Gulf nations forced to cut public spending amid oil prices drop


(MENAFN- The Journal Of Turkish Weekly) The decline in global oil prices has significantly reduced incomes in oil-producing Persian Gulf countries. In a bid to provide relief to their budgets the countries now have to trim spending including cutting public payroll.

Government departments and state-backed companies across the region have long been a source for comfortable jobs with very decent pay.
In such countries as Saudi Arabia and Qatar the number of public employees has exceeded the amount of work to do resulting in bloated payrolls and offices filled with so-called "sofa men" an article in The Wall Street Journal read.

Recently the issue was addressed by the International Monetary Fund (IMF).
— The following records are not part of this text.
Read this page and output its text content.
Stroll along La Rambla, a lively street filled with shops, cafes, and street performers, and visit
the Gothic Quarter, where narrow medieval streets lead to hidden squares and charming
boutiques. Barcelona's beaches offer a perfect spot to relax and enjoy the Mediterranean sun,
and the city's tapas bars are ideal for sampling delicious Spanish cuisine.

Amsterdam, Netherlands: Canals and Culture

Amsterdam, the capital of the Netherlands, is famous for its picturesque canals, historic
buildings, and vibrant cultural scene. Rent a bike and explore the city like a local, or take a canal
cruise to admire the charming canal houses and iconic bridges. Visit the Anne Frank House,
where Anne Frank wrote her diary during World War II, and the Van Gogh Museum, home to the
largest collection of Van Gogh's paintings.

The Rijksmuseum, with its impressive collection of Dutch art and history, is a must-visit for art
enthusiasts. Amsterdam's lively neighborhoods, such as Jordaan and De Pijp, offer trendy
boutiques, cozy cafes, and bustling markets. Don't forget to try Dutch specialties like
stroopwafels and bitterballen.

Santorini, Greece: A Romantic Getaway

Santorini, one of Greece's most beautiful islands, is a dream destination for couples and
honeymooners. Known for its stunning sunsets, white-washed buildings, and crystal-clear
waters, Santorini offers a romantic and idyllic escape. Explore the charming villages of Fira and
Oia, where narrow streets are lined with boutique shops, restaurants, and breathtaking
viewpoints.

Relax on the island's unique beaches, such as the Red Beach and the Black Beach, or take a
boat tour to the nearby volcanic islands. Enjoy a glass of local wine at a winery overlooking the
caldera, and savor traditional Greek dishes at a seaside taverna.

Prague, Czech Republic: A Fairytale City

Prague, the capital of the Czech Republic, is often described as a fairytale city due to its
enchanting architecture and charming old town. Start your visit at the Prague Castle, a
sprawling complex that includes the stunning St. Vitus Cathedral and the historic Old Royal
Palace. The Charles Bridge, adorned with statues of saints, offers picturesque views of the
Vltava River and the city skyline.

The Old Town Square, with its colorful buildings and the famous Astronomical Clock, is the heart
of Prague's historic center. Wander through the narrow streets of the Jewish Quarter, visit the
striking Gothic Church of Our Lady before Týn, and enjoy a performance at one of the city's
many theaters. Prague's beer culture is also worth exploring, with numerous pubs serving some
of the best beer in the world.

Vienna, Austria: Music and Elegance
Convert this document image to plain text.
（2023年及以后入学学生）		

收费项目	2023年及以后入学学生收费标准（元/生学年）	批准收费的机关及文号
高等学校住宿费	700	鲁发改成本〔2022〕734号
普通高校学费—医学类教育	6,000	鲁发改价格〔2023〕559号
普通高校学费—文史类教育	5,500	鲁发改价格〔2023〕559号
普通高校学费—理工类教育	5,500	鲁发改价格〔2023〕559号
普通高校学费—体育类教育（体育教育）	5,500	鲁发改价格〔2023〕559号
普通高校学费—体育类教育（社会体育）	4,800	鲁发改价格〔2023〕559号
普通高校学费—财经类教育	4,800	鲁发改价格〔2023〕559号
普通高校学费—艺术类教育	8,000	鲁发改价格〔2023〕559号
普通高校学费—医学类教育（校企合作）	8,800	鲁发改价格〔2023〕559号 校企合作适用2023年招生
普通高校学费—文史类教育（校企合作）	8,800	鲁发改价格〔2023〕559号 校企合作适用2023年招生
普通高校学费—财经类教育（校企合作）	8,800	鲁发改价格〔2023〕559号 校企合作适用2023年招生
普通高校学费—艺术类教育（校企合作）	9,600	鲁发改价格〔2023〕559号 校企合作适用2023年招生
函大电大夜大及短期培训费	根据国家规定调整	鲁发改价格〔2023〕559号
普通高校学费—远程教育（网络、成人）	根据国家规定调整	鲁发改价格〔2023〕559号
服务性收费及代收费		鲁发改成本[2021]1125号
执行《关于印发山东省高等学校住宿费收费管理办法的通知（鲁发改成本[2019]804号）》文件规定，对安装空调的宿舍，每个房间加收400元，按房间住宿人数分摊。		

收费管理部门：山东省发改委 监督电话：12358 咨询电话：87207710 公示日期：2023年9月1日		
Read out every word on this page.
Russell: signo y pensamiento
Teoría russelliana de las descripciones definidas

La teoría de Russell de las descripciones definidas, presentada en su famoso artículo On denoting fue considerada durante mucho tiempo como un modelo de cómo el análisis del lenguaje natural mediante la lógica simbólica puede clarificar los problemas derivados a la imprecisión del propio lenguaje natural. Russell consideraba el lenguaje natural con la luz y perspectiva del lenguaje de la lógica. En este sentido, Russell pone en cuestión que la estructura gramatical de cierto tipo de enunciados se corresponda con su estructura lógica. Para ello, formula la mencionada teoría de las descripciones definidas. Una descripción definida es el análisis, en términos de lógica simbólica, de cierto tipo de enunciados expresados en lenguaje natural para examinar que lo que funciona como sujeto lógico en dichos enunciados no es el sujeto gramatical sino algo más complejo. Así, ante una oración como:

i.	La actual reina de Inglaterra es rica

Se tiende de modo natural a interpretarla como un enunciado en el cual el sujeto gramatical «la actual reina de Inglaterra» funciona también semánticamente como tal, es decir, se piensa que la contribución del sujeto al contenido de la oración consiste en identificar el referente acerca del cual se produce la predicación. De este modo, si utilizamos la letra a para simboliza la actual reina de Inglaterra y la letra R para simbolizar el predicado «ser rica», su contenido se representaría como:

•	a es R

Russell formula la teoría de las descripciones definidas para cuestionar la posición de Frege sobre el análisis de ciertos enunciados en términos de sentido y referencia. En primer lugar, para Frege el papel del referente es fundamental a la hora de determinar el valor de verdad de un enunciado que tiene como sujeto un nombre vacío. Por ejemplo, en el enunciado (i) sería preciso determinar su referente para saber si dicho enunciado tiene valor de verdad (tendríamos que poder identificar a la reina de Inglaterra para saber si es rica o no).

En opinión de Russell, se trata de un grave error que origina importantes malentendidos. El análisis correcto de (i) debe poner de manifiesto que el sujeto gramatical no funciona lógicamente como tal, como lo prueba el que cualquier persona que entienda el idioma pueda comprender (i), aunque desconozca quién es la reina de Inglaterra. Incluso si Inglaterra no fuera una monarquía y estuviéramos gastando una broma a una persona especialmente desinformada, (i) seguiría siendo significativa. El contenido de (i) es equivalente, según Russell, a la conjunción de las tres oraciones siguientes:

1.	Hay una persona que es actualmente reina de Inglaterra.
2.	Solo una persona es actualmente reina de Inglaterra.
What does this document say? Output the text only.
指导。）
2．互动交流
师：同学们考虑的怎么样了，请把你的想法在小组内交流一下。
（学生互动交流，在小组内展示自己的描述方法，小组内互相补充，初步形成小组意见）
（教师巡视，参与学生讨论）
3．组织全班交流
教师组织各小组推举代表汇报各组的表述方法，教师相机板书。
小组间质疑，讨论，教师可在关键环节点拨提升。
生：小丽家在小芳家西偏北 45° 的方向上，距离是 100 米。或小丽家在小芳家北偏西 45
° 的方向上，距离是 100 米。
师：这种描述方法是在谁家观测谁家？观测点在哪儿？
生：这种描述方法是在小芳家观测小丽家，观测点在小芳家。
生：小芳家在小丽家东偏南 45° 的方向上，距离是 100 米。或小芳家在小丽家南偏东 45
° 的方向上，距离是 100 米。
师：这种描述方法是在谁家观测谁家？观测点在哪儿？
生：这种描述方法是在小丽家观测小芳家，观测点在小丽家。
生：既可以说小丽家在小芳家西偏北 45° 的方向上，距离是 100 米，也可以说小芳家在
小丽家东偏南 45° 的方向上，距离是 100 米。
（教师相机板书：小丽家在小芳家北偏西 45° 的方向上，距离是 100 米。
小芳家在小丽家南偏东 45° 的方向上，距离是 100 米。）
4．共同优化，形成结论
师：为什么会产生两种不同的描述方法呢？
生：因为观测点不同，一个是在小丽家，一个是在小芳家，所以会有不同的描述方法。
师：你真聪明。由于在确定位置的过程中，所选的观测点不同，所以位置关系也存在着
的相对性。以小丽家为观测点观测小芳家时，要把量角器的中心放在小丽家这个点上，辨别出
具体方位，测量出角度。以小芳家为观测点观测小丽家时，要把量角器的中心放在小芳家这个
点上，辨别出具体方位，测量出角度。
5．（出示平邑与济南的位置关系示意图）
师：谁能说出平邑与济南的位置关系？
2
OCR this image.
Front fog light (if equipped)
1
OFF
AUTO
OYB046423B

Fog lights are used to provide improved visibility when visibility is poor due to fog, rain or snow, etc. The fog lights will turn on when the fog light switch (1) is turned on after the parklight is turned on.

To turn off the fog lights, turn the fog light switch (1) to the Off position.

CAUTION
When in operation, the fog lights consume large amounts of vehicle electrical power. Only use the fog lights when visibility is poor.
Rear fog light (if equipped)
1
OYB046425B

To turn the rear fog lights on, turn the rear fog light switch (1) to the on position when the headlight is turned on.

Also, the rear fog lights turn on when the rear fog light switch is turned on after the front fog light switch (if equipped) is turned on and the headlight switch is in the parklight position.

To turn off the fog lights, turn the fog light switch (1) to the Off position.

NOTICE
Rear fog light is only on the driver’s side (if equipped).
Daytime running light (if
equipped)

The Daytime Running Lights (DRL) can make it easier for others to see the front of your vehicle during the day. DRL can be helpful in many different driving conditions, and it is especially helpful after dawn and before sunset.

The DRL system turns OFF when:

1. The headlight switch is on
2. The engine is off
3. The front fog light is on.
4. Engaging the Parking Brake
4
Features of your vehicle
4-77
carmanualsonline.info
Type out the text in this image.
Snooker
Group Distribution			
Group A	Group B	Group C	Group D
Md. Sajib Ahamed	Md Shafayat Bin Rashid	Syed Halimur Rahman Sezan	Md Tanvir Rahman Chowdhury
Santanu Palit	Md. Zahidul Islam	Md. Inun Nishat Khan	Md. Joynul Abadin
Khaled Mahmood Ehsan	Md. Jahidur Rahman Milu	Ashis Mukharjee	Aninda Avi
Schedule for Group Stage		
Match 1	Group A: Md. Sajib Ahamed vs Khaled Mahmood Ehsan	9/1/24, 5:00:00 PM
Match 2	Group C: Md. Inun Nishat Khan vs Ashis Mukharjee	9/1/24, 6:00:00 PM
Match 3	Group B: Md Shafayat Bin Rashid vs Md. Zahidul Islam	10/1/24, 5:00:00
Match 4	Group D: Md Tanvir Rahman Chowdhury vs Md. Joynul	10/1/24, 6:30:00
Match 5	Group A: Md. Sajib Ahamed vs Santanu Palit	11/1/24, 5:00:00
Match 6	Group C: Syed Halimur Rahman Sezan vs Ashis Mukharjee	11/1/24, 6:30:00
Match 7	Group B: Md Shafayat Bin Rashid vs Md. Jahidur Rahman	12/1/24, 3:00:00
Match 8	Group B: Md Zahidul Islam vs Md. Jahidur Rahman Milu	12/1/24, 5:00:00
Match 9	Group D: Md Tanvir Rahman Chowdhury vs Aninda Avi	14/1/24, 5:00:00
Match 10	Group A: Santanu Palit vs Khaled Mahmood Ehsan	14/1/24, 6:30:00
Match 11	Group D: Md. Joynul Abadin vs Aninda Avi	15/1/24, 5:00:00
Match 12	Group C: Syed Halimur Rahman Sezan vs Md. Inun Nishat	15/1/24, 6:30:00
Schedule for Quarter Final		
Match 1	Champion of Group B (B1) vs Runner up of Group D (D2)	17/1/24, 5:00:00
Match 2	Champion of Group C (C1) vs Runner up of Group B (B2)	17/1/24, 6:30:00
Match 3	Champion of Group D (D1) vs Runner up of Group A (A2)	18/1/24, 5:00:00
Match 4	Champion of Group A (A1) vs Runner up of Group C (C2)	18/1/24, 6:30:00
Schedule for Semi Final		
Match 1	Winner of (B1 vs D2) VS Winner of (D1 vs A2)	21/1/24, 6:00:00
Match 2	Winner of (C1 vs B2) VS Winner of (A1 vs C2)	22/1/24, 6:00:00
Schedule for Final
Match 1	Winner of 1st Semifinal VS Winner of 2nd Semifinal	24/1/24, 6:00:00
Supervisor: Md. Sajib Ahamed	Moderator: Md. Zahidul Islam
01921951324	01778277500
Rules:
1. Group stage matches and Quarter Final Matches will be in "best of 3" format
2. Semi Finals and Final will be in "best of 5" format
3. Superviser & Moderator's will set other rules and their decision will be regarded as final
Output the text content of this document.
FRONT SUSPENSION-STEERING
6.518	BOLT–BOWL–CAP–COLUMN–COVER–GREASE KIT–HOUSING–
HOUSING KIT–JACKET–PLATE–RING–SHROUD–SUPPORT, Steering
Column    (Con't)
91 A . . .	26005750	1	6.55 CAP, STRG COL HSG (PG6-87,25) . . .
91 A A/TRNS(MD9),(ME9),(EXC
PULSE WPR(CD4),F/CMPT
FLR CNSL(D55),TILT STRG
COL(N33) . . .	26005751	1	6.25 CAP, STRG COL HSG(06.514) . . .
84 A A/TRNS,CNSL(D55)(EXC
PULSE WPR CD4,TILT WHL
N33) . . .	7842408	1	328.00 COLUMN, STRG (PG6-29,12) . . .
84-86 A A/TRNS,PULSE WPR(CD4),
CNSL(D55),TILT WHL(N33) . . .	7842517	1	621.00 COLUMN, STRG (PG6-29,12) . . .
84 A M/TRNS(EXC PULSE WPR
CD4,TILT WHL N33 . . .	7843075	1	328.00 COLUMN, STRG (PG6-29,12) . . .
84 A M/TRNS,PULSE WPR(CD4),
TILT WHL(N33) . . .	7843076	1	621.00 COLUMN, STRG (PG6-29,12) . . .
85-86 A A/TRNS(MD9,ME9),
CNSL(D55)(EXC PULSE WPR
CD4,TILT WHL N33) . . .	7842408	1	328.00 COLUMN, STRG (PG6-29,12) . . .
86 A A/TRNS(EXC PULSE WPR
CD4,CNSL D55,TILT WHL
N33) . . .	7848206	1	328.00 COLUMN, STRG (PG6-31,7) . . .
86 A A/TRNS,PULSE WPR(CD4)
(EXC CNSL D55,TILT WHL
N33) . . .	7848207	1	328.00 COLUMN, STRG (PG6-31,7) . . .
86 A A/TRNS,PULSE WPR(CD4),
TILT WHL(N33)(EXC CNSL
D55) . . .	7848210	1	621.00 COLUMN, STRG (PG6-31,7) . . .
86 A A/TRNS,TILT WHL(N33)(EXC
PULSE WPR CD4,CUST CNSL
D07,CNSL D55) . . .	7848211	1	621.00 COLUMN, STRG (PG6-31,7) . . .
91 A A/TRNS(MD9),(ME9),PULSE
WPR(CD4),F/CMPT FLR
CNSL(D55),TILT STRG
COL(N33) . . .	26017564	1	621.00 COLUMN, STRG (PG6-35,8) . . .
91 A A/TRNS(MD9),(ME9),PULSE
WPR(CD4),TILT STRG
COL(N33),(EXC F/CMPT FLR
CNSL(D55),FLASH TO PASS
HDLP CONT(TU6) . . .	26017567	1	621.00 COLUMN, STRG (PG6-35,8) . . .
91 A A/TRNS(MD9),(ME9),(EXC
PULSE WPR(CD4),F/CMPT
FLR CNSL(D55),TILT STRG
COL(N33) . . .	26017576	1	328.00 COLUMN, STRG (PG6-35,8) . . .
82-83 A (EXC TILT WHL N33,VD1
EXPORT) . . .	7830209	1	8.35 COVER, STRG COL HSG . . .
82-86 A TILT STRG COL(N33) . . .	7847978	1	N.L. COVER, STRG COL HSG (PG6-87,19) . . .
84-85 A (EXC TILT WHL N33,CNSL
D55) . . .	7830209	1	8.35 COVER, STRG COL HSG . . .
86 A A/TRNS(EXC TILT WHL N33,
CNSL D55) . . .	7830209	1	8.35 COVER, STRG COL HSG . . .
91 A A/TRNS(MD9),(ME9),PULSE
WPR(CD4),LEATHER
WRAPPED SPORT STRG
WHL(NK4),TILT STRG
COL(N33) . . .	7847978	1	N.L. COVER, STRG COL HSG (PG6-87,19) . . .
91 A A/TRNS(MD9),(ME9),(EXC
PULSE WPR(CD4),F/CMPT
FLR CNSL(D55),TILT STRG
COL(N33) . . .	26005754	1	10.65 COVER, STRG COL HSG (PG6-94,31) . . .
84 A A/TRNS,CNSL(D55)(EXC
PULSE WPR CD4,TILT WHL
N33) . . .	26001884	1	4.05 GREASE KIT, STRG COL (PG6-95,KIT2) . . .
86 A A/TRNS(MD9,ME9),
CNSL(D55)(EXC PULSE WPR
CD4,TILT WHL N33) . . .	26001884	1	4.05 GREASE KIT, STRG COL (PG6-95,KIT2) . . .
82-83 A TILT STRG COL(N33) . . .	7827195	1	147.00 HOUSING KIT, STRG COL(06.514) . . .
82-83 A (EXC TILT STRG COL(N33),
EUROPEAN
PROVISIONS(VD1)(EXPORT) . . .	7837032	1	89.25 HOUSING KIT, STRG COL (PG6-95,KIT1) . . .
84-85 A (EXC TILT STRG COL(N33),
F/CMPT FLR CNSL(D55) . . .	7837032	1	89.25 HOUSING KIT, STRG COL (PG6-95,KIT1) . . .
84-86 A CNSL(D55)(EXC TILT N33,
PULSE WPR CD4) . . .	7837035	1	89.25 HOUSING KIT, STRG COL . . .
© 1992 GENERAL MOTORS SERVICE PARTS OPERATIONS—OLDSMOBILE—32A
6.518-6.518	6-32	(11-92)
Taking into account grave budget deficit Gulf nations need to create jobs in private sector IMF head Christine Lagarde said last Sunday during a meeting with regional financial officials in Doha.

Earlier in an IMF report they warned that the budget deficit in Gulf oil-exporting nations would reach $1 trillion in five years.

Kuwait’s budget incomes have dropped by 60 percent due to the fall in oil prices Kuwait’s Emir Sabah Ahmad al-Sabah said on October 27. In his speech before the National Assembly the leader urged to take austerity measures.